By Sean Clark, Clark Capital Chief Investment Officer

It is often said that the market dislikes uncertainty, and the market has had to deal with a lot of uncertainty so far in 2016. It began with the Deutsche Bank turmoil that led to a decline into the February 11 low and then the Brexit event that shocked the markets and led to a brief two-day decline. The market has been very resilient and quickly recovered from both of those events. The other cloud hanging over the market has been the Presidential Election. As students of market history, we think it is important to have an appreciation for historical precedent.

This chart of the four-year Presidential Cycle had suggested a trading range for the market from mid-2015 into mid-2016, which is similar to the environment we went through from the May 2015 highs until that trading range was broken to the upside this past July. In addition, it shows that the market has historically been positive in the election year, with most of the election year strength occurring in the second half of the year. Often the timing of an election year rally depends on when the winner of the presidency is well known, or discounted, regardless of party.

From an historical perspective, there have been 17 post WWII elections and the median gain for the S&P 500 in an election year is 10.4%; the average gain is 6.6%. However, the market has fared better in the election years when there was a Democrat in office. There have been eight such cases, and the S&P 500 has gained 11.7% in those election years. Breaking it down even further, it didn’t seem to matter much if the Democratic incumbent won or lost. In the years in which he won, the market gained 11.5% and when he lost it gained 8.8%.

The economy and stock market performance have historically played a role in the eventual outcome of the election. On those two fronts, the current economic health has correlated with the history of the incumbent party retaining office, and the year-to-date market performance is also closely tracking the incumbent party retaining control of the White House.

The strength of the economy has been a big determinant of whether the incumbent party has won or lost, evidenced by the slogan “It’s the economy, stupid!” In the 29 Presidential Elections since 1900, the economy has been in a recession five times on Election Day. Four of those times the incumbent party lost. The exception was 1948, when the economy entered a recession during the month of the election following Truman’s victory. Conversely, when the economy has not been in a recession, the odds of the incumbent party retaining control of the White House has jumped to 71%. Of the seven cases when the incumbent party has lost when the economy was not in a recession, four saw recessions occur within eight months of Election Day (1912, 1952, 1980, and 2000). We don’t see any evidence of a looming recession and, in fact, we expect the economy to pick up momentum. The Conference Board’s Index of Leading Economic Indicators (LEI) is currently at a new recovery high and there has not been a single recession in the U.S. over the past 50 years in which the LEI wasn’t declining first by an average of 11 months. We are not seeing any weakness currently in the Leading Indicators Index and, if history is any guide, the U.S. economy should continue its expansion well into 2017.

The performance of the markets has been more closely tracking an incumbent party victory instead of an incumbent party loss.
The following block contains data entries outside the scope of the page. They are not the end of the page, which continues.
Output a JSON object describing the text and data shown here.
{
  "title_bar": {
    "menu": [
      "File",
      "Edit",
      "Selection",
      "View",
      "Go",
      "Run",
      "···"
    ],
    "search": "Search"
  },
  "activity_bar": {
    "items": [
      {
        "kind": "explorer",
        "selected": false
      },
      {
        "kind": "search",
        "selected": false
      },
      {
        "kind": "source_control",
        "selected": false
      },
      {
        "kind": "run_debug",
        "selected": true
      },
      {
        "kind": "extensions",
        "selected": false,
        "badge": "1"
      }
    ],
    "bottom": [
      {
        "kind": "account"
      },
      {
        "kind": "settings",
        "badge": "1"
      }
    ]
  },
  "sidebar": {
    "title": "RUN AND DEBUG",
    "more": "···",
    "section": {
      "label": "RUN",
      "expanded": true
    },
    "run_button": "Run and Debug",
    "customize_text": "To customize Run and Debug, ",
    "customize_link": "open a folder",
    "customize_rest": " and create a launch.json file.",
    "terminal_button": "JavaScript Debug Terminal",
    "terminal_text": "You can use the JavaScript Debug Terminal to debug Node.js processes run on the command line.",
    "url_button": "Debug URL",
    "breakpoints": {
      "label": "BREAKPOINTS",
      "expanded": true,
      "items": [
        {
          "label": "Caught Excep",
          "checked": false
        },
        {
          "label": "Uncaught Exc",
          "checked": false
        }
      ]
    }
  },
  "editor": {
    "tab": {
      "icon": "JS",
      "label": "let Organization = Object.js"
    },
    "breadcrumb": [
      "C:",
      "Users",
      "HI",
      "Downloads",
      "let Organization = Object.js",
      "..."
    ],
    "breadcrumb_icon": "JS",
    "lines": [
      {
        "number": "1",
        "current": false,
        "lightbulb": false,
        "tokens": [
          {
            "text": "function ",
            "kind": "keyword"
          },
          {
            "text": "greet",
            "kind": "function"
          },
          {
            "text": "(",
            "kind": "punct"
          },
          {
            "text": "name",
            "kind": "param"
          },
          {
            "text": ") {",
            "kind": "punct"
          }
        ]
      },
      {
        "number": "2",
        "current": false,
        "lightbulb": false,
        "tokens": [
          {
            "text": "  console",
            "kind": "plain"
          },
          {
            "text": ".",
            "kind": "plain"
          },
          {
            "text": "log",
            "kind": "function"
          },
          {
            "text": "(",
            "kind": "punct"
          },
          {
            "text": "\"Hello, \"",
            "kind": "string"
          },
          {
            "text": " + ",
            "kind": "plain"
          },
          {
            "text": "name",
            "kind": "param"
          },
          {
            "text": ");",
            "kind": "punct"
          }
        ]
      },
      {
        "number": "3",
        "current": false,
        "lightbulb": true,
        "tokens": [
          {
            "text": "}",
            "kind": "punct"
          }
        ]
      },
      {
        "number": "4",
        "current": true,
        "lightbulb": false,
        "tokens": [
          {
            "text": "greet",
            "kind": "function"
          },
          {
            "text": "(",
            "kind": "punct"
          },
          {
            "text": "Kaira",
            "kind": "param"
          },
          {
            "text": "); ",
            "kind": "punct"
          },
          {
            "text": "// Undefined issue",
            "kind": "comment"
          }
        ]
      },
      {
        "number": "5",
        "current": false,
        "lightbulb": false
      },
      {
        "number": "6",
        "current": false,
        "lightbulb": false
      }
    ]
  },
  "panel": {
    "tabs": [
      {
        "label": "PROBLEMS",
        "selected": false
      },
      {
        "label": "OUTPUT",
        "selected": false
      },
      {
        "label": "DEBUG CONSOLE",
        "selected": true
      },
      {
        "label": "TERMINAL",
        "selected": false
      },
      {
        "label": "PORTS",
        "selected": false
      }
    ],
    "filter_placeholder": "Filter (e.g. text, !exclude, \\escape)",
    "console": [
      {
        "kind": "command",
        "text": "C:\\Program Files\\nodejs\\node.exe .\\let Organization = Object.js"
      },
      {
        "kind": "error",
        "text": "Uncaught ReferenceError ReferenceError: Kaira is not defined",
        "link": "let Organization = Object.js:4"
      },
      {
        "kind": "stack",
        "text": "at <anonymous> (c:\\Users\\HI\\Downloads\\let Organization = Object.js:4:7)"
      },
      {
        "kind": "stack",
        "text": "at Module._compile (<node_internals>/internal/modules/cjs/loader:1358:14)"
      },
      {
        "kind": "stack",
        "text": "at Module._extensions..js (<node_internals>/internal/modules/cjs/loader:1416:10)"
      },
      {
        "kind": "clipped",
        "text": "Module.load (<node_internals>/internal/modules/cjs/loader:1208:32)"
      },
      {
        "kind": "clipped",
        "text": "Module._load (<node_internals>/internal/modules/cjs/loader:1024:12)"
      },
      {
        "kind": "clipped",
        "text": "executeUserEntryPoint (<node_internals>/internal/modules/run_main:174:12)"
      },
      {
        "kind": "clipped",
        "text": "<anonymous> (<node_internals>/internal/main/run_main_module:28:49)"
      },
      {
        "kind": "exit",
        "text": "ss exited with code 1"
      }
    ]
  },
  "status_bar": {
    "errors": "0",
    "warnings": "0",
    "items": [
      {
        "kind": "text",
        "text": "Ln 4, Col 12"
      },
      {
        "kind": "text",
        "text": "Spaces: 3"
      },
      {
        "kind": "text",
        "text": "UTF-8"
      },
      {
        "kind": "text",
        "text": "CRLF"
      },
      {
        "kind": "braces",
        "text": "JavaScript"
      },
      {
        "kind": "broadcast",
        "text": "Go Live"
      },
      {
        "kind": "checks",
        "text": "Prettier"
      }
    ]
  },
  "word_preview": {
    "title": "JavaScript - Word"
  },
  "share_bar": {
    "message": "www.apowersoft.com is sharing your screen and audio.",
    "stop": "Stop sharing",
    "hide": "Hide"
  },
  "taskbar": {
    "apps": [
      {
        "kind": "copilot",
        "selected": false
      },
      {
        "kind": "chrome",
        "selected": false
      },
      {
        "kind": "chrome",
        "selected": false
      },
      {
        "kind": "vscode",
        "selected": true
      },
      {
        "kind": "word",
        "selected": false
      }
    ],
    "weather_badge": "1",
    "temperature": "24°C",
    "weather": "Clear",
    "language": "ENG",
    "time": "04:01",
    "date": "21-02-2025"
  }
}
According to Ned Davis Research (NDR), during years in which the incumbent party has won, the market has bottomed earlier (on average a low for the year on January 21 and a higher low on May 26) versus when the incumbent has lost (on average a low on October 25). So far this year, the market’s low was on February 11 with a higher low on June 27. That would seem to be consistent with an incumbent victory, however there is one caveat that makes this election result more uncertain. Another stock market barometer related to the election is whether the Dow Jones Industrial Average (DJIA) is higher or lower from the end of the second convention until the day before the election. Since 1900, when the incumbent party has won, the DJIA has rallied a median of 5.7% versus -1.5% when the incumbent party has lost. The Democratic Convention ended on July 28 with the DJIA at 18,456.35. The market performance between now and the election will be very telling and the election could hinge on the Federal Reserve’s interest rate decision and how well the candidates do in the debates.

The market has recently become more volatile as the polls have tightened and show Trump in a virtual dead heat with Clinton, once the prohibitive favorite to win in November. The tightening of the polls has injected a layer of uncertainty and skittishness among investors given the unknown effects on the markets and economy of the candidates’ policies. Historically, a pickup in volatility is not uncommon as the election draws near. While October has historically been the most volatile month of the year for the S&P 500, that trend has been seen to change in election years where S&P 500 volatility tends to rise and remain somewhat elevated into November.

At the present time, even with the polls tightening, it looks as if Trump has a very narrow path to the White House, with Clinton’s path to victory looking much easier. However, a third term by either party is rare. Since 1900, a party has won the Oval Office for at least three consecutive terms seven times, with the feat being accomplished only once since 1948, when President Bush 41 was elected in 1988 following President Reagan’s two terms. The last time a two-term Democrat turned the White House over to another Democrat was Andrew Jackson to Martin Van Buren in 1836. We could see a continuation of divided government. Either way, we feel neither the Senate nor the House will enjoy much of a majority. It’s likely that Democrats in the Senate will have at best a 52-48 margin, and the Republican majority in the house is likely to shrink from 30 to the mid-teens. So, we may see four more years of gridlock in D.C.